Otra de nuestras líderes en Japón, Brenda Takano, nos envió lo siguiente apenas ayer:
Es un enorme privilegio, fuente de aliento y gozo el ser parte de la familia Aglow en el cuerpo de Cristo, especialmente en momentos como éste. Muy frecuentemente, los japoneses han dicho, “pero sólo representamos el uno por ciento de la población…” Con este desastre triple, el amor y misericordia de Dios fueron tan grandes hacia Japón que Él ha desplazado a todo el cuerpo de Cristo en el mundo a orar a favor de Japón! ¡Qué asombroso poder ha sido generado; éste nos ayudará a dar a luz aquello que el Señor tiene planeado hacer en y a través de esta nación!

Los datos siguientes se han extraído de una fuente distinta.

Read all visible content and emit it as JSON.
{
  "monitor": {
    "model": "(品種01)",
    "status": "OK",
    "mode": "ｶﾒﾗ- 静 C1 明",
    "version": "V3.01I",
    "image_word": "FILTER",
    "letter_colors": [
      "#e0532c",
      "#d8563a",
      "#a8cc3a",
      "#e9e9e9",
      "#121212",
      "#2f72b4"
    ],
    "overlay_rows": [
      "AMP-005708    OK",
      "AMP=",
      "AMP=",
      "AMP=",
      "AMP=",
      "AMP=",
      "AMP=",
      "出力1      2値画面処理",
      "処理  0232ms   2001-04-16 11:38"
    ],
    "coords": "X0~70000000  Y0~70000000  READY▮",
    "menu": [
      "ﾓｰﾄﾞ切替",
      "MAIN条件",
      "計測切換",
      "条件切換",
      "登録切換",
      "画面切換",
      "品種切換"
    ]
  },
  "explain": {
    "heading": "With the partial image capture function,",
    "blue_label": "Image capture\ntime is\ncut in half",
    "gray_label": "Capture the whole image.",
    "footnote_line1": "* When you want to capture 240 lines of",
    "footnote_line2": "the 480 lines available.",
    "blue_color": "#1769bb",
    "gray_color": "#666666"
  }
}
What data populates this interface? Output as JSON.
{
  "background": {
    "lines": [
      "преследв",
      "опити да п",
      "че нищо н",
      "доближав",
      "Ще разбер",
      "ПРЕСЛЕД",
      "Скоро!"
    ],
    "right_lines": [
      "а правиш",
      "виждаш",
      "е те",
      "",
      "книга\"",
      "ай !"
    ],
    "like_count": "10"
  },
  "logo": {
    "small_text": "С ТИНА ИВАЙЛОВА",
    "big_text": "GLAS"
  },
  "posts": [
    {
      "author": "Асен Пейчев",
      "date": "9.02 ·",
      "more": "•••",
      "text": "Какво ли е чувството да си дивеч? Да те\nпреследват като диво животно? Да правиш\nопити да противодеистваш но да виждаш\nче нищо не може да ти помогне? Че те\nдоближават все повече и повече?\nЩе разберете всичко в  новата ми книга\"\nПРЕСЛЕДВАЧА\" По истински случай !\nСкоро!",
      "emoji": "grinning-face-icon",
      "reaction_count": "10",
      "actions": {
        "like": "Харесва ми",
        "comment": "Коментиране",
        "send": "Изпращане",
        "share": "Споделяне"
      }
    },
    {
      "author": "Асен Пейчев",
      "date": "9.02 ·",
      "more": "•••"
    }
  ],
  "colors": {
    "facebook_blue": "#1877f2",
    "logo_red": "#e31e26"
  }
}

Este estremecimiento ha aflojado las cadenas y la oración manifestará la obra del Espíritu Santo.
Nosotros, como hombres y mujeres Aglow, nos solidarizamos con la nación de Japón. Japón tiene parte en el destino del Reino. Dios está pidiendo que lo hablemos a existencia.
Recuerde, los creyentes en una nación los que portan la verdadera identidad de la nación, aun y cuando la población no creyente sea mayor en cantidad.
Ore que la comunidad creyente en todo Japón se levante con poderosos testimonios de la gloriosa majestad y cuidado de Dios. Esta es una perfecta oportunidad para que ellos hablen de su fe en un Dios fiel.
El enemigo quiere abortar los asombrosos propósitos de Dios para este maravilloso pueblo, pero nosotros hablamos la verdad de Su palabra sobre Japón, como está escrito en Salmos 24:7-9 RV:
Eleven, puertas, sus dinteles!
Levántense, puertas antiguas!
que va a entrar el Rey de la gloria.
¿Quién es este Rey de la gloria?
El Señor, el fuerte y valiente,
el Señor, el valiente guerrero.
Eleven, puertas, sus dinteles!
levántense, puertas antiguas!
que va a entrar el Rey de la gloria.
Yo creo que las puertas están siendo elevadas sobre Japón y que el Rey de Gloria vendrá en respuesta a las oraciones constantes de muchos fieles a lo largo de los años.
¡Continúe solidarizándose a favor del destino de Japón en el Reino!